For investment grade mandates, core global bond allocations can add to investment flexibility, enabling modest dynamic exposures to high yield and securitized assets. This, in turn, can augment income and provide more levers to express views on structural themes (e.g., artificial intelligence, the energy transition or infrastructure) through carefully selected credits, and add scope to enhance alpha through both top‑down allocation and bottom‑up security selection.

Emerging market allocations can be handled through integration or a separate portfolio sleeve. With the latter, emerging markets debt strategies can reflect structurally different fundamentals based on a distinct investment framework. However, when included with developed markets within a global core portfolio, they can provide a powerful complement to those other holdings.

Why Now?

The world continues to change significantly from the unified trends of ultra-low rates during the COVID pandemic, monetary tightening in the wake of excess stimulus and the initial stages of the current easing cycle. Geopolitical events, most notably the conflict in the Middle East, are heightening market volatility, while political and trade dynamics are contributing to widening differences in fixed income fundamentals and sentiment across markets, amplified to varying degrees by fiscal dynamics. Ten years ago, not many would have expected peripheral European nations to gain traction relative to the core stalwarts of the past. And yet, here we are.

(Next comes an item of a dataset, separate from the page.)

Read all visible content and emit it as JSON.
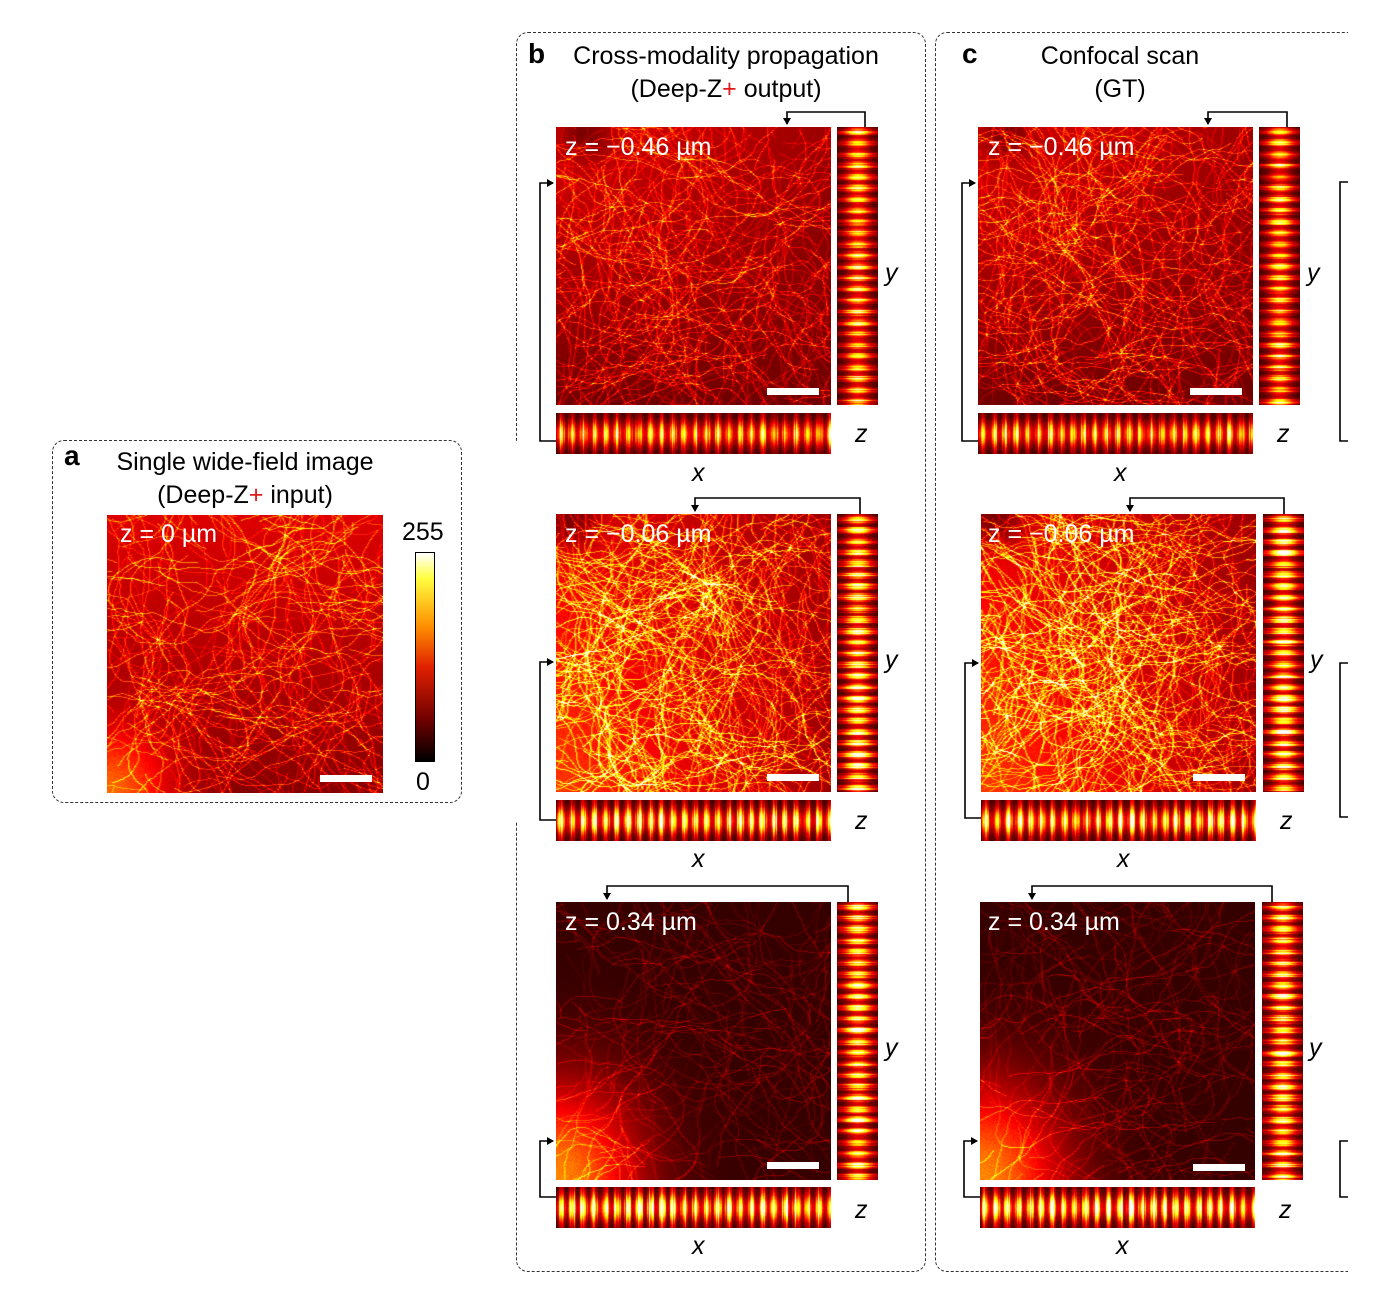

If anything reflects the broad sweep of change affecting global fixed income markets, it would be the declining correlations among assets—whether in Aggregate or Credit benchmarks (see below).

Correlations Say It All

Correlation of U.S. Aggregate and Global Aggregate – Rolling 1 Year

article-diversification-without-complication-the-case-for-global-bonds-in-2026_Line Chart 6

Correlation of U.S. and Euro Credit – Rolling 1 Year

article-diversification-without-complication-the-case-for-global-bonds-in-2026_Line Chart 7

Source: Bloomberg, data as of January 2026.

In our view, global fixed income offers a timely way to diversify core bond holdings by making portfolios less dependent on a single macro or currency regime, allowing duration and yield curve views to be expressed across markets and providing additional room for security selection when relative value opportunities are less frequent and the risk of error has been elevated.

Importantly, we believe an integrated, active approach to portfolio management can be highly effective in capitalizing on the varied dynamics associated with global bond markets. Leveraging capabilities across yield curves, currency and credit markets, as well as region-specific expertise, requires deep resources and organizational breadth, making the choice of manager especially important in the global context.

Overall, we see expansion of global exposures as a point of emphasis rather than a wholesale shift out of current weightings. Either way, we believe that current market dynamics reinforce that this could be an opportune time to assess portfolios, diversify income and take advantage of the return opportunities from a global opportunity set.